Ceza Muhakemesi Kanunumuzun 139. maddesi ile gizli soruşturmacı ile ilgili düzenleme yapılmıştır. “Gizli soruşturmacı” tabiri “kışkırtıcı ajan” kavramı yerine kullanılmıştır. Zira “kışkırtıcı ajan” tabiri hukuk devleti ilkesi bakımından sorunlu bir tabir olup gizli soruşturmacı kışkırtıcı ajandan farklı olarak hiçbir zaman azmettiren konumunda olmamasıdır.[1] Gizli soruşturmacı, soruşturma evresinde suçun işlenmesi ile ilgili olarak başka surette delil elde edilememesi durumunda kamu görevlisinin görevlendirilmesidir.[2] Bu hüküm CMK 139. maddesinin 1. Fıkrasında şu şekilde düzenlenmiştir: “Soruşturma konusu suçun işlendiği hususunda somut delillere dayanan kuvvetli şüphe sebeplerinin bulunması ve başka surette delil elde edilememesi hâlinde, kamu görevlileri gizli soruşturmacı olarak görevlendirilebilir.
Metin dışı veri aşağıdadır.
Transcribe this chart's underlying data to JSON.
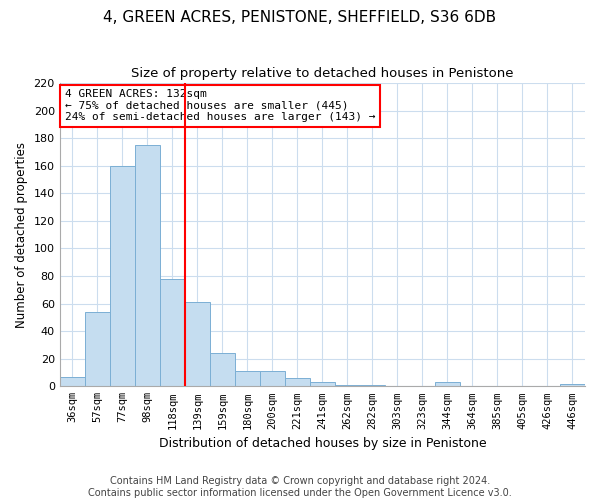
{
  "title": "4, GREEN ACRES, PENISTONE, SHEFFIELD, S36 6DB",
  "subtitle": "Size of property relative to detached houses in Penistone",
  "xlabel": "Distribution of detached houses by size in Penistone",
  "ylabel": "Number of detached properties",
  "bar_labels": [
    "36sqm",
    "57sqm",
    "77sqm",
    "98sqm",
    "118sqm",
    "139sqm",
    "159sqm",
    "180sqm",
    "200sqm",
    "221sqm",
    "241sqm",
    "262sqm",
    "282sqm",
    "303sqm",
    "323sqm",
    "344sqm",
    "364sqm",
    "385sqm",
    "405sqm",
    "426sqm",
    "446sqm"
  ],
  "bar_values": [
    7,
    54,
    160,
    175,
    78,
    61,
    24,
    11,
    11,
    6,
    3,
    1,
    1,
    0,
    0,
    3,
    0,
    0,
    0,
    0,
    2
  ],
  "bar_color": "#c5ddf0",
  "bar_edge_color": "#7bafd4",
  "vline_x": 4.5,
  "vline_color": "red",
  "annotation_text": "4 GREEN ACRES: 132sqm\n← 75% of detached houses are smaller (445)\n24% of semi-detached houses are larger (143) →",
  "annotation_box_color": "white",
  "annotation_box_edge": "red",
  "ylim": [
    0,
    220
  ],
  "yticks": [
    0,
    20,
    40,
    60,
    80,
    100,
    120,
    140,
    160,
    180,
    200,
    220
  ],
  "footer_text": "Contains HM Land Registry data © Crown copyright and database right 2024.\nContains public sector information licensed under the Open Government Licence v3.0.",
  "title_fontsize": 11,
  "subtitle_fontsize": 9.5,
  "xlabel_fontsize": 9,
  "ylabel_fontsize": 8.5,
  "annotation_fontsize": 8,
  "footer_fontsize": 7,
  "grid_color": "#ccddee",
  "tick_fontsize": 7.5
}
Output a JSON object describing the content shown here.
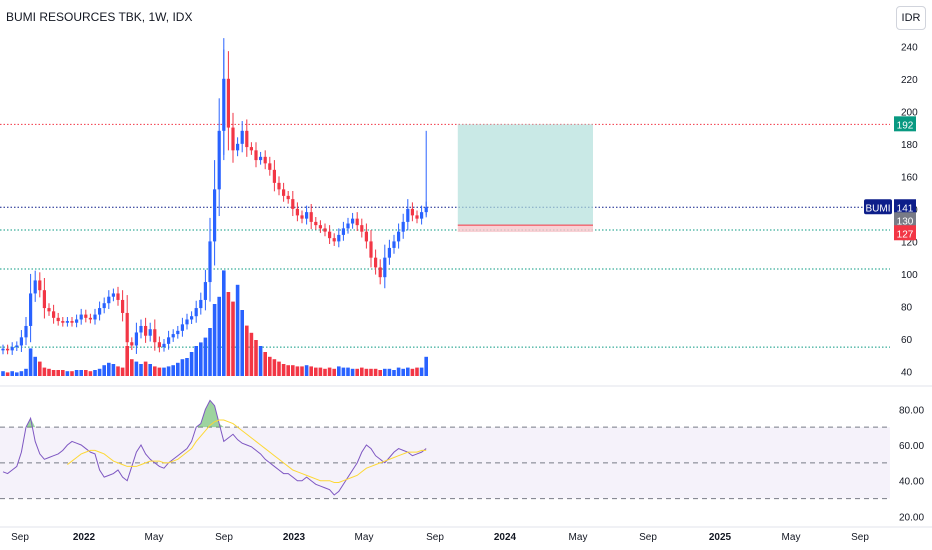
{
  "header": {
    "title": "BUMI RESOURCES TBK, 1W, IDX",
    "currency": "IDR"
  },
  "price_axis": {
    "ticks": [
      "40",
      "60",
      "80",
      "100",
      "120",
      "140",
      "160",
      "180",
      "200",
      "220",
      "240"
    ]
  },
  "rsi_axis": {
    "ticks": [
      "20.00",
      "40.00",
      "60.00",
      "80.00"
    ]
  },
  "time_axis": {
    "ticks": [
      "Sep",
      "2022",
      "May",
      "Sep",
      "2023",
      "May",
      "Sep",
      "2024",
      "May",
      "Sep",
      "2025",
      "May",
      "Sep"
    ]
  },
  "labels": {
    "symbol": "BUMI",
    "last_price": "141",
    "target_price": "192",
    "entry_price": "130",
    "stop_price": "127"
  },
  "colors": {
    "up": "#2962ff",
    "down": "#f23645",
    "rsi_line": "#7e57c2",
    "rsi_ma": "#fdd835",
    "profit_zone": "#b2dfdb",
    "loss_zone": "#f8c6cb",
    "resistance": "#f23645",
    "support": "#089981",
    "price_tag": "#0d1e8a"
  },
  "chart_data": [
    {
      "type": "candlestick",
      "title": "BUMI RESOURCES TBK, 1W, IDX",
      "interval": "1W",
      "ylim": [
        36,
        250
      ],
      "series": [
        {
          "name": "Price",
          "values": [
            54,
            53,
            55,
            56,
            61,
            68,
            88,
            96,
            90,
            79,
            77,
            73,
            71,
            70,
            71,
            70,
            72,
            75,
            73,
            72,
            75,
            79,
            82,
            86,
            88,
            84,
            76,
            58,
            56,
            64,
            68,
            62,
            66,
            58,
            55,
            57,
            61,
            63,
            65,
            69,
            72,
            74,
            79,
            84,
            95,
            120,
            152,
            188,
            220,
            190,
            176,
            180,
            188,
            178,
            176,
            170,
            172,
            168,
            164,
            156,
            152,
            148,
            146,
            140,
            136,
            134,
            138,
            132,
            130,
            128,
            126,
            122,
            120,
            124,
            128,
            131,
            134,
            130,
            126,
            120,
            110,
            104,
            98,
            110,
            116,
            120,
            126,
            132,
            140,
            136,
            134,
            138,
            141
          ]
        }
      ],
      "volume": [
        4,
        3,
        4,
        3,
        4,
        6,
        23,
        16,
        12,
        7,
        6,
        5,
        5,
        5,
        4,
        4,
        5,
        5,
        5,
        4,
        5,
        6,
        9,
        11,
        10,
        8,
        7,
        25,
        14,
        12,
        10,
        12,
        10,
        8,
        7,
        7,
        8,
        9,
        11,
        14,
        15,
        20,
        25,
        28,
        32,
        40,
        60,
        66,
        88,
        70,
        62,
        76,
        55,
        42,
        36,
        30,
        25,
        20,
        16,
        14,
        12,
        10,
        9,
        9,
        8,
        8,
        9,
        8,
        7,
        7,
        6,
        7,
        6,
        8,
        7,
        7,
        6,
        6,
        7,
        6,
        6,
        6,
        5,
        6,
        6,
        5,
        7,
        6,
        7,
        6,
        7,
        7,
        16
      ],
      "horizontal_levels": [
        192,
        141,
        127,
        103,
        55
      ],
      "position": {
        "target": 192,
        "entry": 130,
        "stop": 127
      }
    },
    {
      "type": "line",
      "title": "RSI",
      "ylim": [
        18,
        88
      ],
      "levels": [
        70,
        50,
        30
      ],
      "series": [
        {
          "name": "RSI",
          "values": [
            45,
            44,
            46,
            48,
            56,
            70,
            75,
            62,
            55,
            52,
            53,
            54,
            55,
            57,
            60,
            62,
            61,
            60,
            58,
            56,
            55,
            46,
            42,
            43,
            44,
            46,
            42,
            40,
            48,
            56,
            60,
            55,
            52,
            50,
            48,
            47,
            50,
            52,
            54,
            56,
            58,
            62,
            70,
            72,
            80,
            85,
            82,
            72,
            62,
            64,
            66,
            63,
            61,
            60,
            59,
            57,
            55,
            52,
            50,
            48,
            46,
            44,
            44,
            42,
            40,
            40,
            42,
            40,
            38,
            37,
            36,
            35,
            32,
            34,
            38,
            42,
            46,
            50,
            56,
            60,
            58,
            54,
            52,
            50,
            53,
            56,
            58,
            57,
            56,
            54,
            55,
            56,
            58
          ]
        },
        {
          "name": "RSI MA",
          "values": [
            null,
            null,
            null,
            null,
            null,
            null,
            null,
            null,
            null,
            null,
            null,
            null,
            null,
            null,
            49,
            51,
            53,
            55,
            56,
            57,
            57,
            56,
            55,
            53,
            51,
            50,
            49,
            48,
            48,
            48,
            49,
            50,
            51,
            51,
            51,
            50,
            50,
            51,
            52,
            54,
            56,
            58,
            62,
            65,
            68,
            71,
            73,
            74,
            74,
            73,
            72,
            70,
            68,
            66,
            64,
            62,
            60,
            58,
            56,
            54,
            52,
            50,
            48,
            46,
            45,
            44,
            43,
            42,
            41,
            40,
            40,
            40,
            39,
            39,
            40,
            41,
            42,
            43,
            45,
            47,
            48,
            49,
            50,
            51,
            52,
            53,
            54,
            55,
            56,
            56,
            56,
            57,
            57
          ]
        }
      ]
    }
  ]
}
Bu madde uyarınca yapılacak görevlendirmeye hâkim tarafından karar verilir.” 6526 sayılı Terörle Mücadele Kanunu Ve Ceza Muhakemesi Kanunu ile Bazı Kanunlarda Değişiklik Yapılmasına Dair Kanunda yapılan değişiklik ile “suçun işlendiği hususunda somut delile dayanan kuvvetli şüphe sebebi” kavramı kullanılmasına rağmen gizli soruşturma yöntemleri için basit şüphe yeterli olup bu şüphenin kuvvetli, yani somut delile dayanması gerekir.[3] Gizli Soruşturmacının görevlendirilebilmesi için ortada bir şüpheli ve bu şüpheliye yönelik açılmış bir soruşturma olması gerekir. Görevlendirilen soruşturmacıya ilişkin görevlendirme kararı Cumhuriyet Başsavcılığı tarafından saklanır ve kimliği gizli tutulur.[4]
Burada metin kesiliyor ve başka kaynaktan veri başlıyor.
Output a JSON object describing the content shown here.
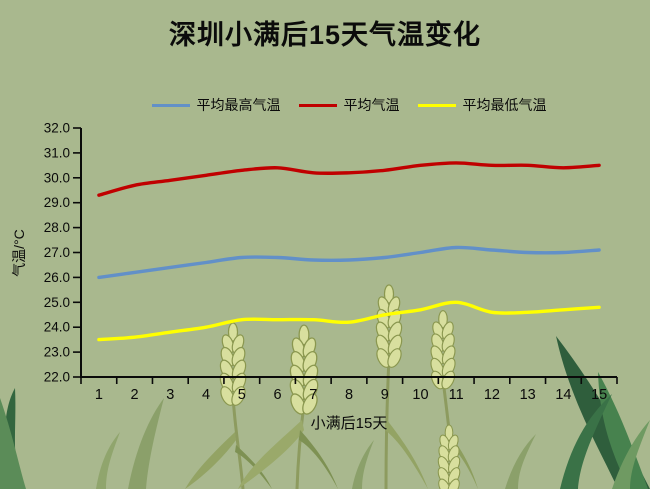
{
  "chart_data": {
    "type": "line",
    "title": "深圳小满后15天气温变化",
    "xlabel": "小满后15天",
    "ylabel": "气温/°C",
    "x": [
      1,
      2,
      3,
      4,
      5,
      6,
      7,
      8,
      9,
      10,
      11,
      12,
      13,
      14,
      15
    ],
    "ylim": [
      22.0,
      32.0
    ],
    "yticks": [
      32,
      31,
      30,
      29,
      28,
      27,
      26,
      25,
      24,
      23,
      22
    ],
    "grid": false,
    "legend_position": "top",
    "series": [
      {
        "id": "avg-high",
        "name": "平均最高气温",
        "color": "#6290c8",
        "values": [
          26.0,
          26.2,
          26.4,
          26.6,
          26.8,
          26.8,
          26.7,
          26.7,
          26.8,
          27.0,
          27.2,
          27.1,
          27.0,
          27.0,
          27.1
        ]
      },
      {
        "id": "avg",
        "name": "平均气温",
        "color": "#c00000",
        "values": [
          29.3,
          29.7,
          29.9,
          30.1,
          30.3,
          30.4,
          30.2,
          30.2,
          30.3,
          30.5,
          30.6,
          30.5,
          30.5,
          30.4,
          30.5
        ]
      },
      {
        "id": "avg-low",
        "name": "平均最低气温",
        "color": "#ffff00",
        "values": [
          23.5,
          23.6,
          23.8,
          24.0,
          24.3,
          24.3,
          24.3,
          24.2,
          24.5,
          24.7,
          25.0,
          24.6,
          24.6,
          24.7,
          24.8
        ]
      }
    ]
  },
  "colors": {
    "background": "#a9b88e",
    "axis": "#0a0a0a"
  }
}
Gizli Soruşturmacının Görevlendirileceği Suçlar

Kanun koyucu gizli soruşturmacının görevlendirileceği suçları CMK 139. maddenin 7. fıkrasında “ a) Türk Ceza Kanununda yer alan;

1. Örgüt faaliyeti çerçevesinde işlenip işlenmediğine bakılmaksızın uyuşturucu veya uyarıcı madde imal ve ticareti (madde 188), (24/11/2016 tarihli ve 6763 sayılı Kanunun 27 inci maddesiyle, bu maddenin birinci fıkrasında yer alan “ağır ceza mahkemesince oy birliğiyle” ibaresi “hâkim tarafından” şeklinde değiştirilmiş, aynı maddenin yedinci fıkrasının (a) bendinin (1) numaralı alt bendinde yer alan “Uyuşturucu” ibaresi “Örgüt faaliyeti çerçevesinde işlenip işlenmediğine bakılmaksızın uyuşturucu” şeklinde değiştirilmiştir.)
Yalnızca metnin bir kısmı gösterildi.